De maximale termijn van de vrijheidsontneming mag slechts worden overschreden indien door toedoen van (één van) de gezinsleden een binnen de hier bedoelde termijn geplande uitzetting geen doorgang kan vinden. Hiervan is sprake indien de uitzetting niet mogelijk is gebleken door fysiek verzet van de vreemdeling dan wel indien de vreemdeling in bewaring een nieuwe procedure start met als kennelijk doel de uitzetting te belemmeren.
E
Paragraaf A6/4.3.5 Vreemdelingencirculaire 2000 wordt toegevoegd, luidende:
4.3.5 De vrijheidsbeperkende locatie
De vrijheidsbeperkende maatregel op grond van artikel 56 Vw – al dan niet in combinatie met een toezichtsmaatregel op grond van artikel 54, tweede lid, Vw – kan worden opgelegd in een daartoe bestemde vrijheidsbeperkende locatie. De maatregel wordt opgelegd door de DT&V en in spoedeisende gevallen door de korpschef. Vanuit de vrijheidsbeperkende locatie zal intensieve facilitering van (zelfstandige) terugkeer plaatsvinden.

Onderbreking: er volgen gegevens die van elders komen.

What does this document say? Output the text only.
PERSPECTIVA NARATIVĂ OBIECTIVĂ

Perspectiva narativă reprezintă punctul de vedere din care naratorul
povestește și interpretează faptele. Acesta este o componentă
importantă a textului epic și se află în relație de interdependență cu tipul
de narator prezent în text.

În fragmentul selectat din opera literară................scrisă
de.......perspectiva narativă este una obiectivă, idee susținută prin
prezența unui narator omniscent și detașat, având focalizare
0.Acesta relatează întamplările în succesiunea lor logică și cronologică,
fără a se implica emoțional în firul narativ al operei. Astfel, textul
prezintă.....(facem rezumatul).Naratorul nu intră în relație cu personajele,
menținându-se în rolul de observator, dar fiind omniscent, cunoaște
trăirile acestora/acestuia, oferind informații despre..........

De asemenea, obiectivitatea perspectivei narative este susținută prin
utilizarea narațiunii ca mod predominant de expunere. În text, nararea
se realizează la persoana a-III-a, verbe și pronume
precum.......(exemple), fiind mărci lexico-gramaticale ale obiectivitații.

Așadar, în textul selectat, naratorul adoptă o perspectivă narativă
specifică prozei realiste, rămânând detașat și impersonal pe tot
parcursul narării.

De vrijheidsbeperking op grond van artikel 56 Vw in de vrijheidsbeperkende locatie zal in beginsel uiterlijk twaalf weken worden opgelegd.
Gezinnen met minderjarige kinderen
In het belang van het kind dient vrijheidsontneming slechts als uiterste maatregel en slechts gedurende korte duur te worden gehanteerd. Daarom wordt ten aanzien van gezinnen met minderjarige kinderen zo veel mogelijk volstaan met het opleggen van een vrijheidsbeperkende maatregel in plaats van een vrijheidsontnemende maatregel om het vertrek voor te bereiden. Hierbij valt ook te denken aan gezinnen met minderjarige kinderen waarvan één ouder in bewaring is gesteld. Voor de voorwaarden waaronder vrijheidsontneming van een gezin kan plaatsvinden wordt verwezen naar A6/2.4 en A6/5.3.3.8. Indien sprake is van gronden van openbare orde of nationale veiligheid – ook indien op grond daarvan tot vrijheidsontneming zou kunnen worden overgegaan – en het vertrek van het gezin is niet binnen korte termijn te realiseren, dan kan het gezin gedurende (een deel van de periode) waarin het vertrek wordt voorbereid een maatregel op grond van artikel 56 Vw in een vrijheidsbeperkende locatie worden opgelegd. Dit geldt zowel voor gezinnen die voorafgaande aan de maatregel in de opvang hebben verbleven als gezinnen die in de illegaliteit worden aangetroffen.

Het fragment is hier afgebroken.